Macron, le 11 janvier 2019 : « Beaucoup trop de nos concitoyens pensent qu’on peut obtenir sans que cet effort soit apporté, que parfois on a trop souvent oublié qu’à côté des droits de chacun dans la République (...) il y a des devoirs. Et s'il n'y a pas ce sens de l'effort, le fait que chaque citoyen apporte sa pierre à l'édifice par son engagement au travail, notre pays ne pourra jamais pleinement recouvrer sa force, sa cohésion. »

 Pétain, le 20 juin 1940 : « L’esprit de jouissance l’a emporté sur l’esprit de sacrifice. On a revendiqué plus qu’on a servi. On a voulu épargner l’effort ; on rencontre aujourd'hui le malheur. »

Comparaison n'est pas raison... Mais on ne peut douter que monsieur Macron ne connaisse assez d'histoire de France pour ne pas se souvenir de ce qu'il a appris au cours de ses études secondaires. Les propos de Pétain, le 17 et 20 juin 1940, sont étudiés dans toutes les classes. Sommes-nous revenus en juin 1940, à "la Débâcle" ?

C'est probablement en toute connaissance de cause que Macron parle comme il parle, qu'il choisit les termes qu'il va utiliser et qu'il décide de la filiation dans laquelle son discours s'inscrit. On est dans la reprise, une marche plus haut, des propos qui avaient pu sembler de circonstance, sur les "fainéants", les "cyniques", les gens "qui ne sont rien", etc. Cette fois, il stigmatise les Français en les accusant de ne pas fournir d'efforts, de ne pas assumer "les devoirs" que leur citoyenneté leur confère. De quel droit ? Au nom de quoi ?
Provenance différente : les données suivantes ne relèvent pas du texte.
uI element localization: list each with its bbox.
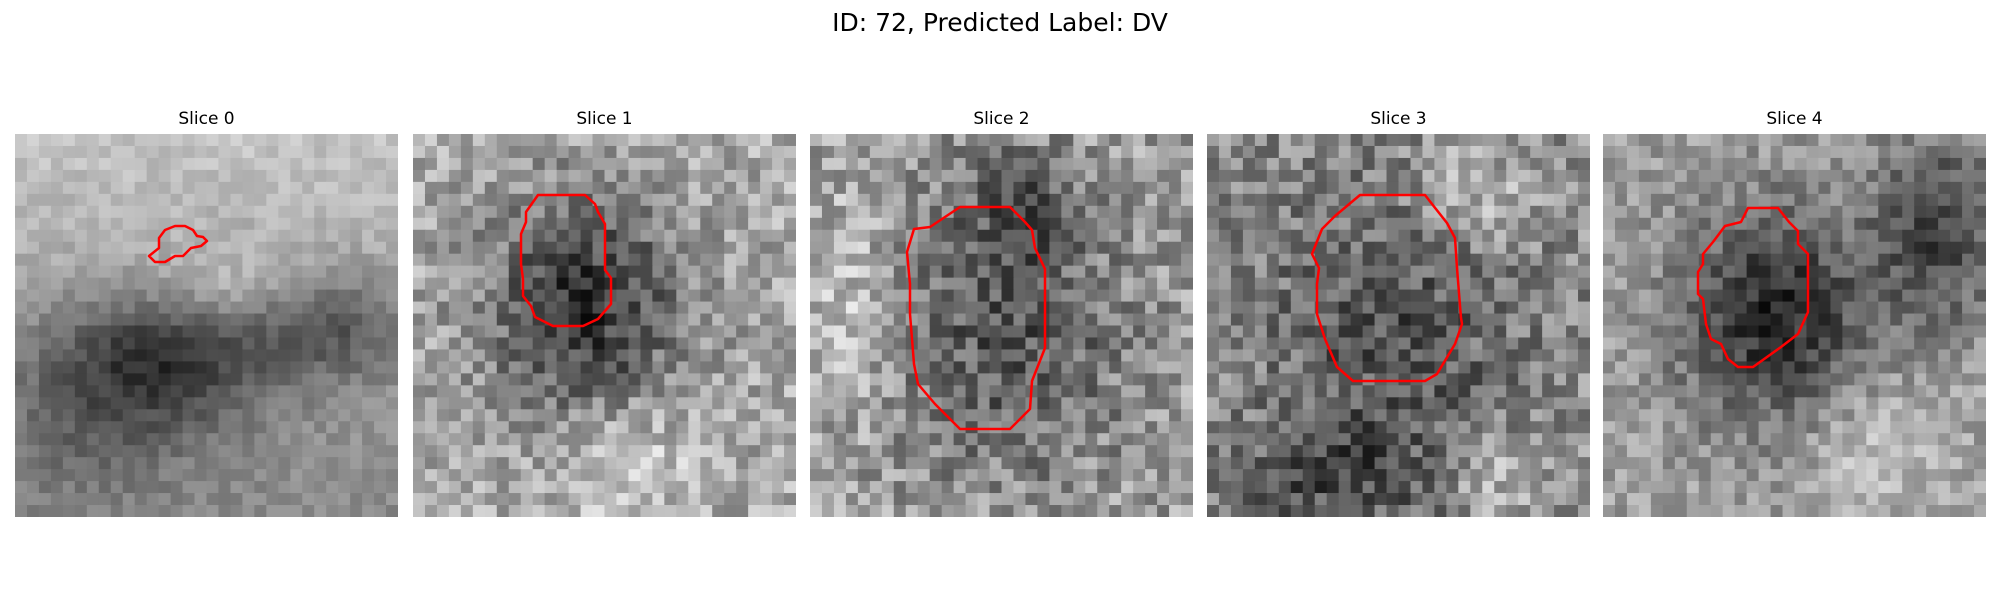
- segmentation-contour-2: [905, 205, 1047, 431]
- figure-title: ID: 72, Predicted Label: DV: [832, 8, 1168, 37]
- slice-image-2: [810, 134, 1193, 517]
- slice-image-1: [413, 134, 796, 517]
- slice-title-2: Slice 2: [973, 109, 1030, 129]
- segmentation-contour-1: [519, 193, 613, 328]
- slice-panel-2: Slice 2: [810, 108, 1193, 517]
- slice-title-1: Slice 1: [576, 109, 633, 129]
- slice-panel-0: Slice 0: [15, 108, 398, 517]
- slice-title-3: Slice 3: [1370, 109, 1427, 129]
- slice-title-0: Slice 0: [178, 109, 235, 129]
- slice-panel-3: Slice 3: [1207, 108, 1590, 517]
- slice-panel-4: Slice 4: [1603, 108, 1986, 517]
- slice-image-0: [15, 134, 398, 517]
- segmentation-contour-4: [1696, 206, 1810, 369]
- segmentation-contour-0: [147, 224, 209, 264]
- slice-image-3: [1207, 134, 1590, 517]
- slice-panel-1: Slice 1: [413, 108, 796, 517]
- slice-image-4: [1603, 134, 1986, 517]
- segmentation-contour-3: [1310, 193, 1464, 383]
- slice-title-4: Slice 4: [1766, 109, 1823, 129]
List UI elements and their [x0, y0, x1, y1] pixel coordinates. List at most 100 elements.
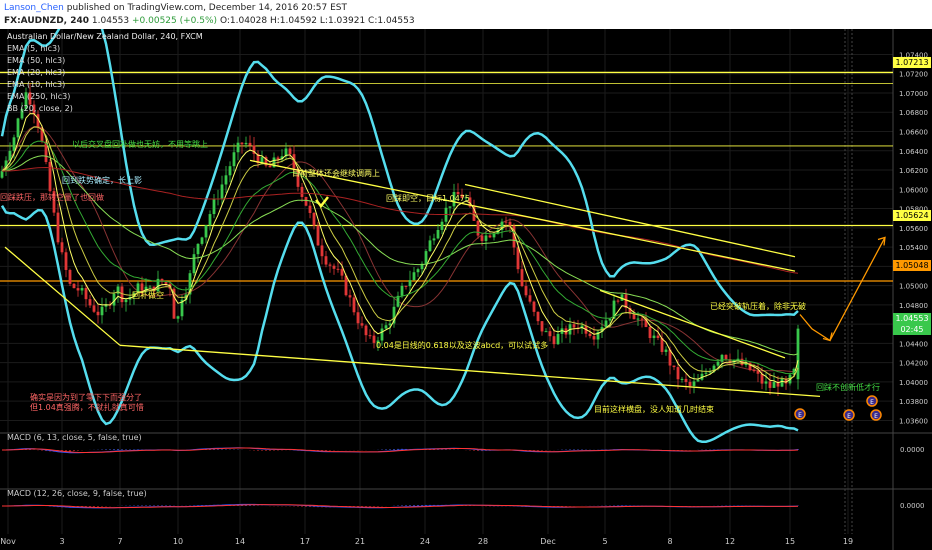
y-tick-label: 1.05600: [899, 225, 928, 233]
price-chart[interactable]: 1.07400 1.07200 1.07000 1.06800 1.06600 1.064…: [0, 29, 932, 550]
annotation-2: 回到跌势确定，长上影: [62, 176, 142, 185]
candle-body: [608, 318, 612, 321]
x-tick-label: 8: [667, 537, 672, 546]
candle-body: [748, 362, 752, 371]
candle-body: [612, 300, 616, 319]
candle-body: [488, 235, 492, 238]
candle-body: [396, 295, 400, 307]
macd-panel-1: [1, 447, 799, 454]
candle-body: [196, 243, 200, 255]
candle-body: [660, 337, 664, 352]
candle-body: [460, 194, 464, 198]
candle-body: [404, 285, 408, 287]
x-tick-label: 12: [725, 537, 735, 546]
ema-line: [1, 166, 799, 274]
candle-body: [356, 312, 360, 324]
candle-body: [304, 196, 308, 206]
y-tick-label: 1.04800: [899, 302, 928, 310]
annotation-6: 已经突破轨压着，除非无破: [710, 302, 806, 311]
candle-body: [668, 349, 672, 366]
macd1-axis-label: 0.0000: [900, 446, 925, 454]
macd-signal-line: [2, 447, 799, 453]
candle-body: [776, 381, 780, 387]
candle-body: [68, 269, 72, 284]
candle-body: [604, 320, 608, 328]
candle-body: [260, 157, 264, 164]
event-marker-icon: [866, 395, 878, 407]
candle-body: [408, 280, 412, 287]
x-tick-label: 5: [602, 537, 607, 546]
candle-body: [340, 269, 344, 276]
candle-body: [768, 381, 772, 388]
candle-body: [76, 288, 80, 291]
candle-body: [148, 286, 152, 288]
candle-body: [424, 251, 428, 264]
candle-body: [320, 245, 324, 257]
candle-body: [544, 331, 548, 333]
candle-body: [136, 283, 140, 294]
candle-body: [60, 242, 64, 253]
candle-body: [368, 335, 372, 337]
candle-body: [640, 318, 644, 320]
trendline: [4, 246, 121, 346]
candle-body: [536, 311, 540, 322]
candle-body: [44, 141, 48, 163]
candle-body: [636, 318, 640, 320]
x-tick-label: 15: [785, 537, 795, 546]
legend-ema20: EMA (20, hlc3): [7, 68, 66, 77]
candle-body: [180, 299, 184, 317]
candle-body: [440, 221, 444, 230]
candle-body: [48, 162, 52, 192]
candle-body: [764, 381, 768, 384]
symbol-label: FX:AUDNZD, 240: [4, 16, 90, 26]
candle-body: [708, 371, 712, 373]
candle-body: [56, 212, 60, 243]
author-link[interactable]: Lanson_Chen: [4, 3, 64, 13]
candle-body: [548, 331, 552, 337]
legend-bb: BB (20, close, 2): [7, 104, 73, 113]
candle-body: [624, 294, 628, 309]
candle-body: [580, 325, 584, 328]
candle-body: [688, 381, 692, 387]
candle-body: [172, 288, 176, 319]
level-label-3: 1.05048: [893, 260, 931, 271]
y-tick-label: 1.04400: [899, 340, 928, 348]
header-bar: Lanson_Chen published on TradingView.com…: [0, 0, 932, 29]
candle-body: [176, 316, 180, 319]
candle-body: [728, 359, 732, 363]
close-value: C:1.04553: [368, 16, 415, 26]
candle-body: [436, 229, 440, 239]
candle-body: [92, 305, 96, 312]
candle-body: [716, 361, 720, 366]
candle-body: [96, 311, 100, 316]
candle-body: [328, 264, 332, 266]
candle-body: [652, 335, 656, 339]
y-tick-label: 1.06600: [899, 128, 928, 136]
candle-body: [104, 304, 108, 307]
annotation-8: 回踩不创新低才行: [816, 383, 880, 392]
candle-body: [352, 297, 356, 313]
x-tick-label: Dec: [540, 537, 555, 546]
x-tick-label: 28: [478, 537, 488, 546]
y-tick-label: 1.04000: [899, 379, 928, 387]
candle-body: [228, 166, 232, 176]
projection-path: [799, 237, 886, 342]
event-marker-icon: [843, 409, 855, 421]
candle-body: [672, 365, 676, 368]
candle-body: [308, 205, 312, 213]
legend-ema250: EMA (250, hlc3): [7, 92, 71, 101]
y-axis-ticks: 1.07400 1.07200 1.07000 1.06800 1.06600 1.064…: [899, 51, 928, 425]
candle-body: [292, 154, 296, 169]
candle-body: [620, 294, 624, 301]
event-marker-icon: [870, 409, 882, 421]
candle-body: [84, 288, 88, 300]
y-tick-label: 1.03800: [899, 398, 928, 406]
candle-body: [572, 324, 576, 328]
low-value: L:1.03921: [319, 16, 366, 26]
y-tick-label: 1.03600: [899, 417, 928, 425]
x-tick-label: 10: [173, 537, 183, 546]
trendline: [249, 159, 796, 272]
macd1-label: MACD (6, 13, close, 5, false, true): [7, 433, 142, 442]
candle-body: [420, 263, 424, 270]
candle-body: [388, 323, 392, 326]
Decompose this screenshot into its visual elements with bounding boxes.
On est dans la continuité des propos de Nouvel An sur "les foules haineuses" qui trahissaient déjà une inspiration renvoyant à ces temps où le parti de l'ordre désignait les "classes dangereuses" comme une menace pour la société, comme des barbares sans conscience civique et sans limites morales. Nous y voilà de nouveau. Macron confirme et signe : sa source d'inspiration paraît bien éloignée des principes démocratiques et sociaux qui figurent dans le préambule de notre Constitution. Il serait bien inspiré de revoir l'analyse et les conclusions que Marc Bloch tirait, dans L'Etrange défaite, après la victoire nazie, sur la responsabilité des "élites" dans la catastrophe. On n'y va pas. Macron se coule dans les costumes d'un père fouettard venu d'un autre temps. Quel but vise-t-il ?

Macron ne suggère-t-il pas qu'une contre-révolution inspirée par de mépris du peuple, le rejet du principe démocratique (le pouvoir donné à des fainéants rétifs au travail et à leurs devoirs), permettrait de relever la France ? Voilà un langage qui, à n'en pas douter, est destiné à rassembler tout ce que le pays compte de nostalgiques d'un régime autoritaire et conservateur. Macron prépare la manifestation anti-républicaine annoncée pour le 27 janvier.